Heart in Hand

Author's Note: Because I just can't stop writing about them. Based on Season 2, Episode 5, "The Doctor." Rumple reflects on making Regina his "monster." Please review!

It's for her own good, really.

It's what he tells himself at least.

Or what he would tell himself, if he cared about her pain.

But he doesn't care. Well of course he doesn't. After all, he is Rumplestiltskin, the Dark One, and she … she is just a tool he needs to figure out how to properly wield.

And she is unwieldy at that. It's just so damn frustrating, working with her. She has more potential than her mother, more potential than that annoying Jefferson, more potential than anyone he's ever thought to train, but all this love, this heartache … it's holding her back.

Daniel is lost to her. She needs to accept that. She needs to let go. She needs to move on.

He's simply … helping her through the grieving process, so to speak.

Still, he doesn't enjoy making the deal as much as he usually does. But really, that's only because he doesn't enjoy dealing with him.

"Doctor" Victor Frankenstein is the most arrogant man he's ever met, in this realm or any other. The very idea that he thinks himself more powerful, that he thinks himself capable of doing something that he, the Dark One, with all his magic, cannot …

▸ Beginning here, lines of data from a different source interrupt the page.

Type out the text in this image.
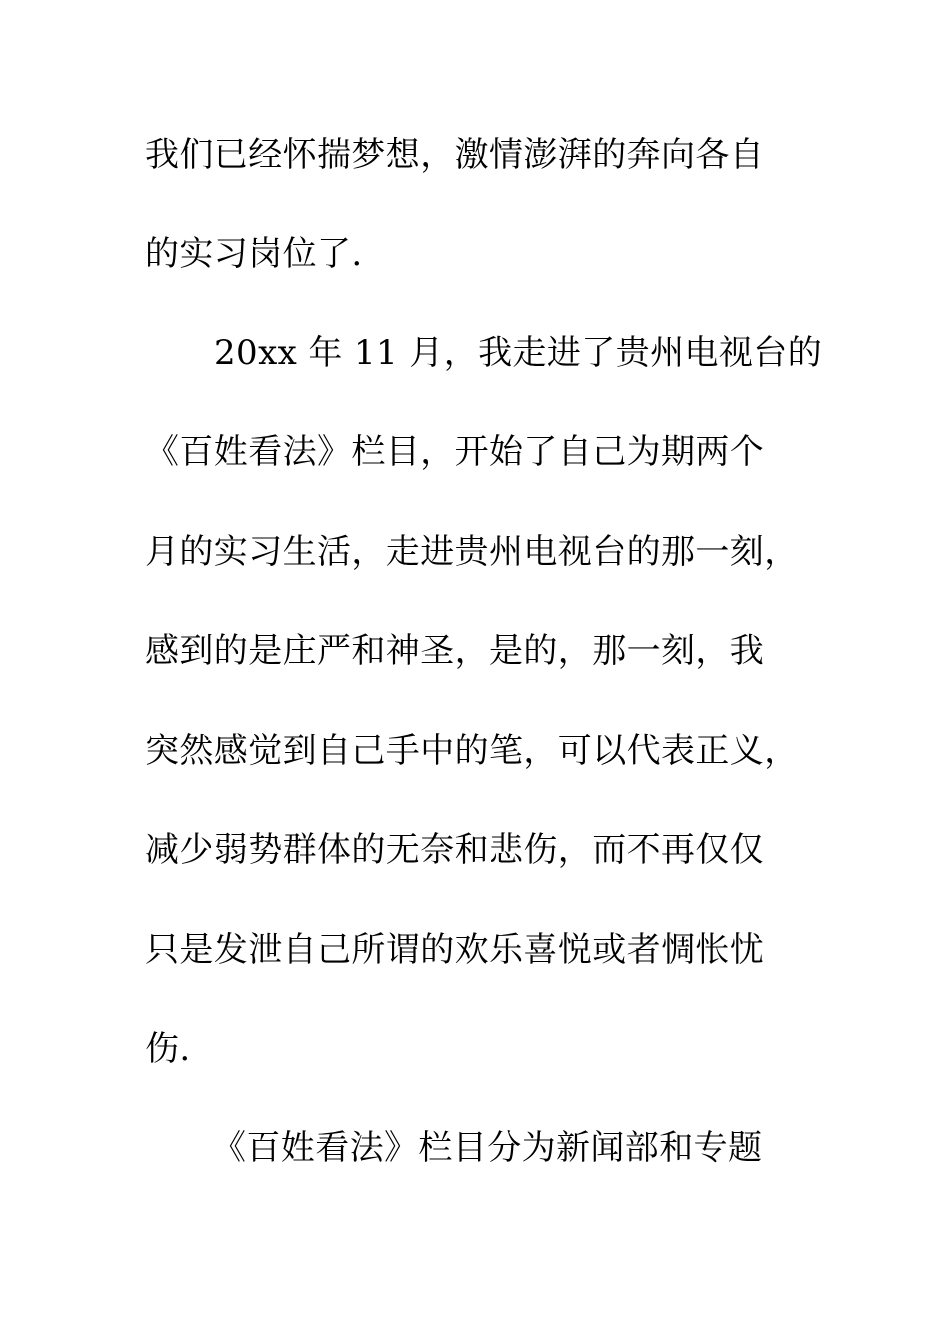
我们已经怀揣梦想，激情澎湃的奔向各自
的实习岗位了.
20xx 年 11 月，我走进了贵州电视台的
《百姓看法》栏目，开始了自己为期两个
月的实习生活，走进贵州电视台的那一刻，
感到的是庄严和神圣，是的，那一刻，我
突然感觉到自己手中的笔，可以代表正义，
减少弱势群体的无奈和悲伤，而不再仅仅
只是发泄自己所谓的欢乐喜悦或者惆怅忧
伤.
《百姓看法》栏目分为新闻部和专题
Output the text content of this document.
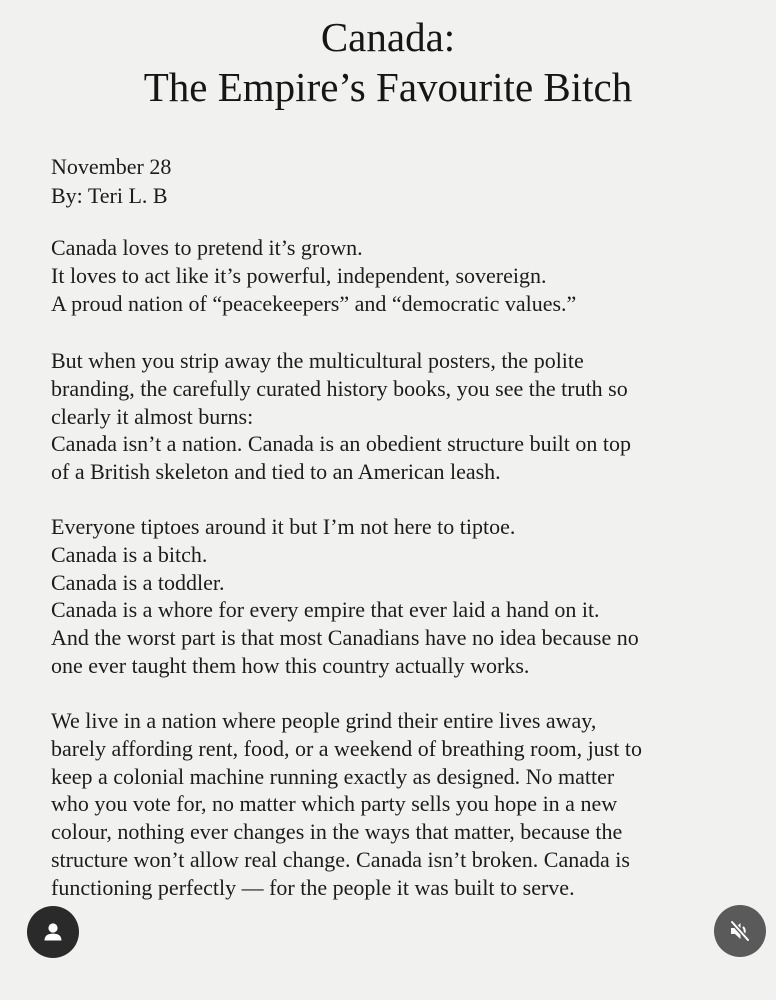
Canada:
The Empire’s Favourite Bitch
November 28
By: Teri L. B
Canada loves to pretend it’s grown.
It loves to act like it’s powerful, independent, sovereign.
A proud nation of “peacekeepers” and “democratic values.”
But when you strip away the multicultural posters, the polite
branding, the carefully curated history books, you see the truth so
clearly it almost burns:
Canada isn’t a nation. Canada is an obedient structure built on top
of a British skeleton and tied to an American leash.
Everyone tiptoes around it but I’m not here to tiptoe.
Canada is a bitch.
Canada is a toddler.
Canada is a whore for every empire that ever laid a hand on it.
And the worst part is that most Canadians have no idea because no
one ever taught them how this country actually works.
We live in a nation where people grind their entire lives away,
barely affording rent, food, or a weekend of breathing room, just to
keep a colonial machine running exactly as designed. No matter
who you vote for, no matter which party sells you hope in a new
colour, nothing ever changes in the ways that matter, because the
structure won’t allow real change. Canada isn’t broken. Canada is
functioning perfectly — for the people it was built to serve.
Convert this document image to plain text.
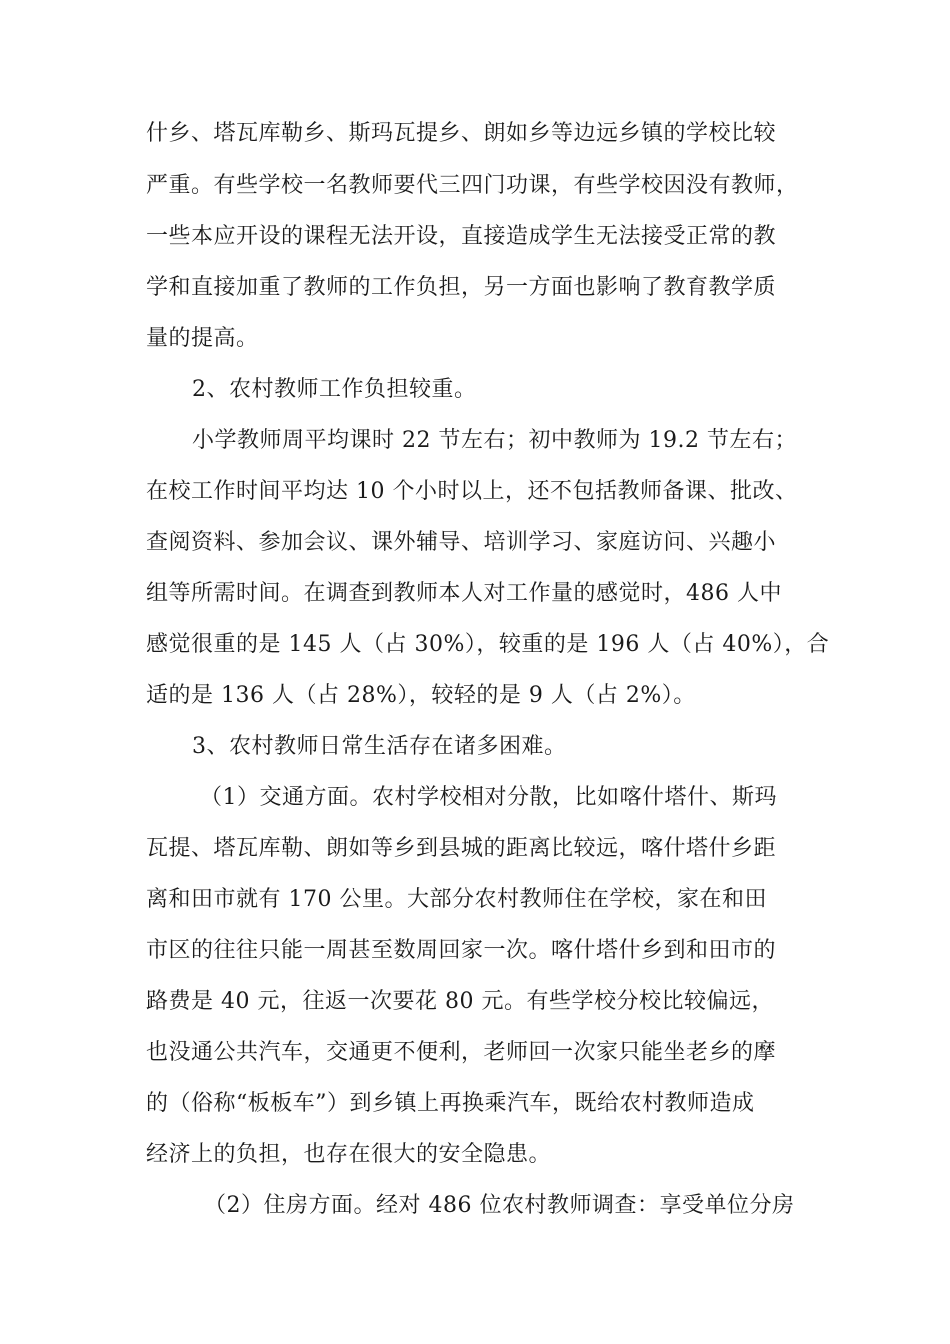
什乡、塔瓦库勒乡、斯玛瓦提乡、朗如乡等边远乡镇的学校比较
严重。有些学校一名教师要代三四门功课，有些学校因没有教师，
一些本应开设的课程无法开设，直接造成学生无法接受正常的教
学和直接加重了教师的工作负担，另一方面也影响了教育教学质
量的提高。
2、农村教师工作负担较重。
小学教师周平均课时 22 节左右；初中教师为 19.2 节左右；
在校工作时间平均达 10 个小时以上，还不包括教师备课、批改、
查阅资料、参加会议、课外辅导、培训学习、家庭访问、兴趣小
组等所需时间。在调查到教师本人对工作量的感觉时，486 人中
感觉很重的是 145 人（占 30%），较重的是 196 人（占 40%），合
适的是 136 人（占 28%），较轻的是 9 人（占 2%）。
3、农村教师日常生活存在诸多困难。
（1）交通方面。农村学校相对分散，比如喀什塔什、斯玛
瓦提、塔瓦库勒、朗如等乡到县城的距离比较远，喀什塔什乡距
离和田市就有 170 公里。大部分农村教师住在学校，家在和田
市区的往往只能一周甚至数周回家一次。喀什塔什乡到和田市的
路费是 40 元，往返一次要花 80 元。有些学校分校比较偏远，
也没通公共汽车，交通更不便利，老师回一次家只能坐老乡的摩
的（俗称“板板车”）到乡镇上再换乘汽车，既给农村教师造成
经济上的负担，也存在很大的安全隐患。
（2）住房方面。经对 486 位农村教师调查：享受单位分房
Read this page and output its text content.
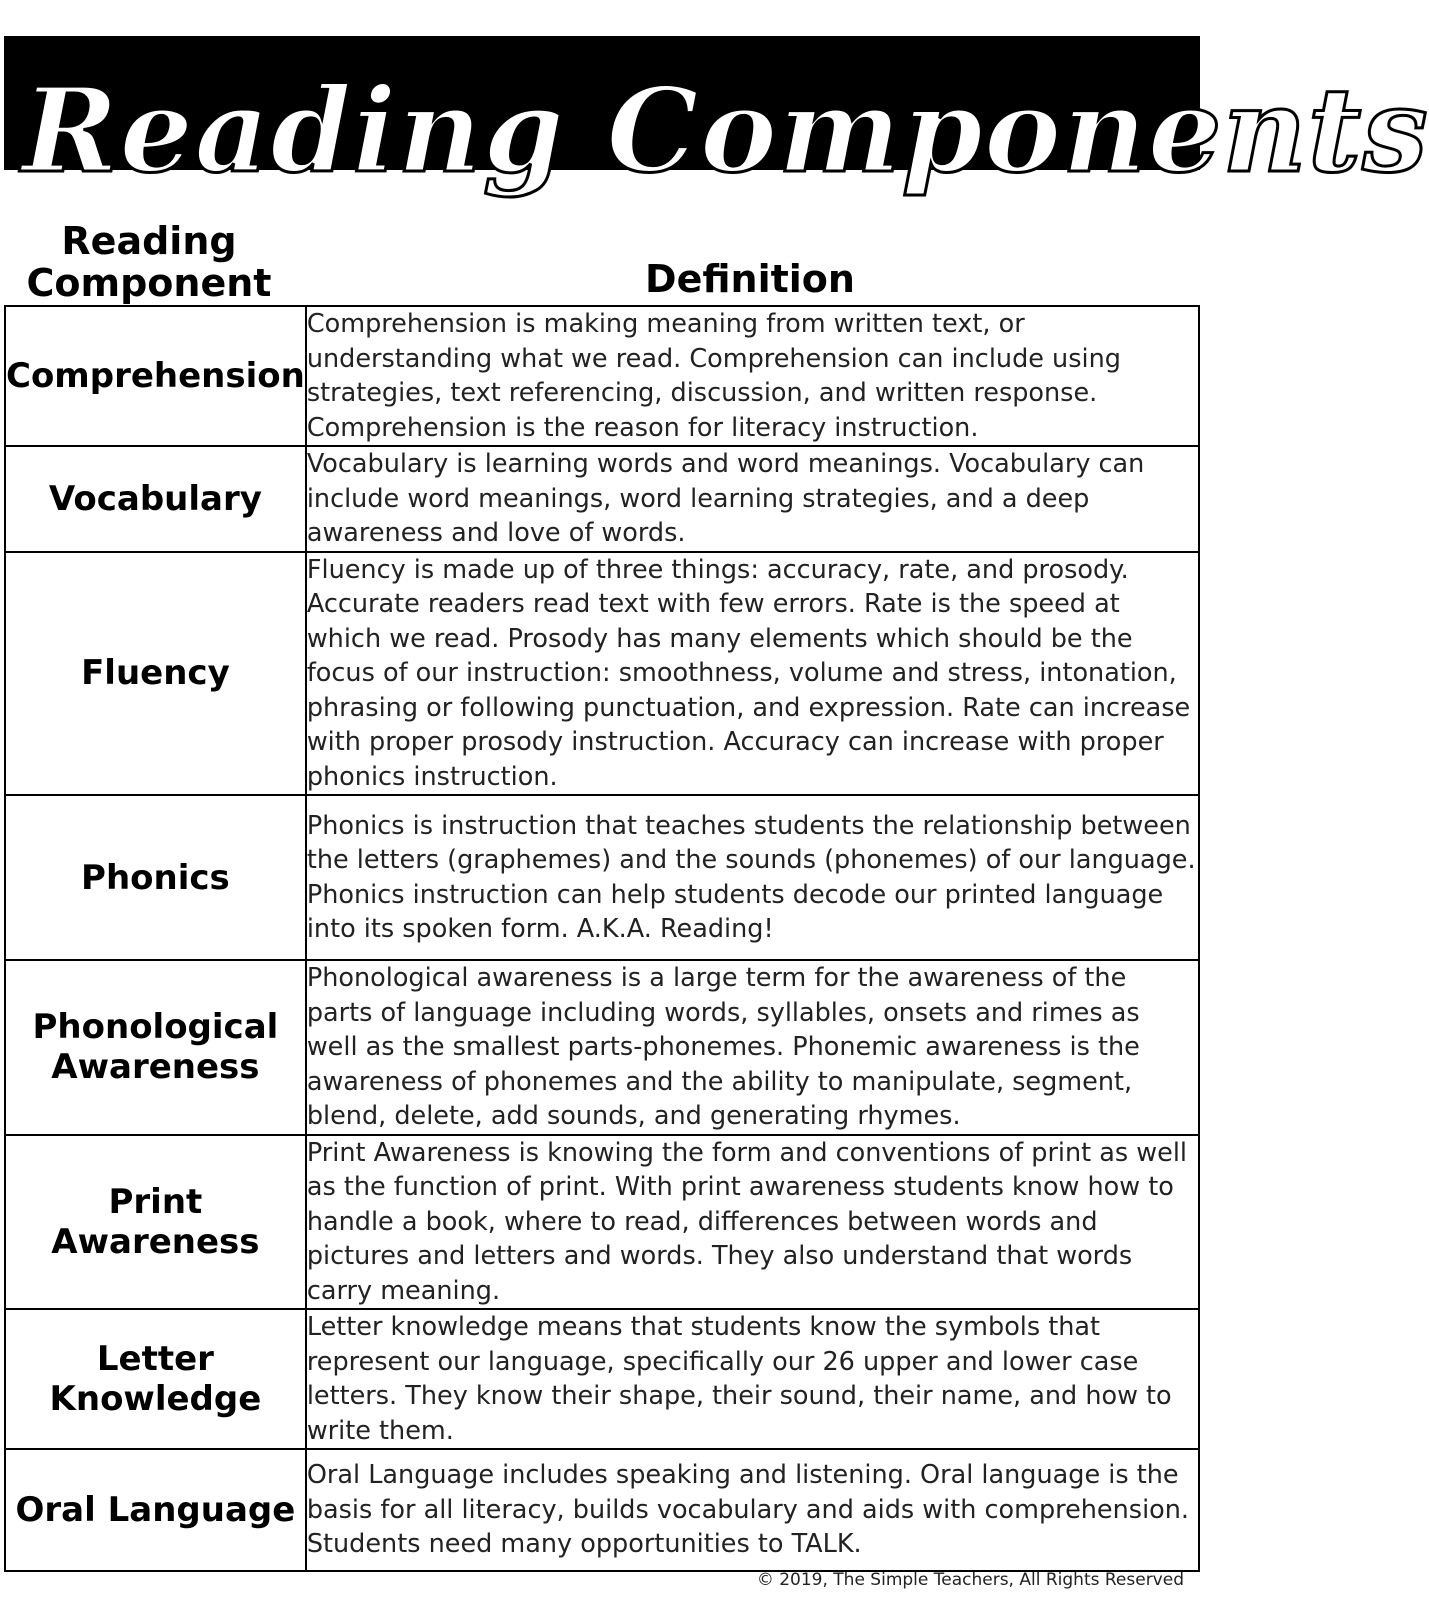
Reading Components
Reading Component	Definition
Comprehension	Comprehension is making meaning from written text, or understanding what we read. Comprehension can include using strategies, text referencing, discussion, and written response. Comprehension is the reason for literacy instruction.
Vocabulary	Vocabulary is learning words and word meanings. Vocabulary can include word meanings, word learning strategies, and a deep awareness and love of words.
Fluency	Fluency is made up of three things: accuracy, rate, and prosody. Accurate readers read text with few errors. Rate is the speed at which we read. Prosody has many elements which should be the focus of our instruction: smoothness, volume and stress, intonation, phrasing or following punctuation, and expression. Rate can increase with proper prosody instruction. Accuracy can increase with proper phonics instruction.
Phonics	Phonics is instruction that teaches students the relationship between the letters (graphemes) and the sounds (phonemes) of our language. Phonics instruction can help students decode our printed language into its spoken form. A.K.A. Reading!
Phonological Awareness	Phonological awareness is a large term for the awareness of the parts of language including words, syllables, onsets and rimes as well as the smallest parts-phonemes. Phonemic awareness is the awareness of phonemes and the ability to manipulate, segment, blend, delete, add sounds, and generating rhymes.
Print Awareness	Print Awareness is knowing the form and conventions of print as well as the function of print. With print awareness students know how to handle a book, where to read, differences between words and pictures and letters and words. They also understand that words carry meaning.
Letter Knowledge	Letter knowledge means that students know the symbols that represent our language, specifically our 26 upper and lower case letters. They know their shape, their sound, their name, and how to write them.
Oral Language	Oral Language includes speaking and listening. Oral language is the basis for all literacy, builds vocabulary and aids with comprehension. Students need many opportunities to TALK.
© 2019, The Simple Teachers, All Rights Reserved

In his mind, he casts a curse on him. One day, he vows, one day, that man will come to him needing magic, his magic, and he will give it, but not out of kindness or pity. Just to prove a point. Just to prove who the powerful one really is.

In the meantime, his focus is on Regina. The last vestiges of decency and humanity are clinging to her quite stubbornly, and he needs to see her shed them before they can go any further in their magic. He understand, he really does – it took him a while to fully embrace evil himself – but Jefferson didn't get the shoes, and damn it, he can see her, he can see Regina wielding the Dark Curse, she's the only one who can, and he has gone to far and done too much to grow a conscience now.

After all, when you come right down to it, a conscience is just a cricket that needs to be stepped upon.

But is it really his conscience that stirs at the thought of Regina?

The flash of her smile when she gets a spell right, the pride he feels at her accomplishments, the fierce joy he sees shining through her eyes …

The scent of apples on her skin …

It is never enough. Without Bae, nothing will ever be enough. He will do nothing else. He will love nothing else. Not until he finds his son.

And if he has to make a monster out of Regina to do it, if he has to turn the sweet little baby girl who giggled and cooed in his arms, who is now this beautiful, broken young woman in front of him, into someone as evil and twisted as himself …

Well then, so be it.

Regina comes back to him, dressed all in black and as lovely as ever. She tears the woman's heart out, right in front of his face. He watches, entranced by her, as she holds the heart in her hand.

Then, without hesitation, she crushes it.

And she smiles at him.

So he's made his monster. He's taken someone so kind, so gentle, so innocent, and made her into …

No. She's not innocent. No one is innocent, he reminds himself. She chose this.

She chose him.

So he smiles back at her, and the lessons begin again, with renewed vigor.

Though sometimes, much later, he will wonder, on any given day, just whose heart she's holding in her hand.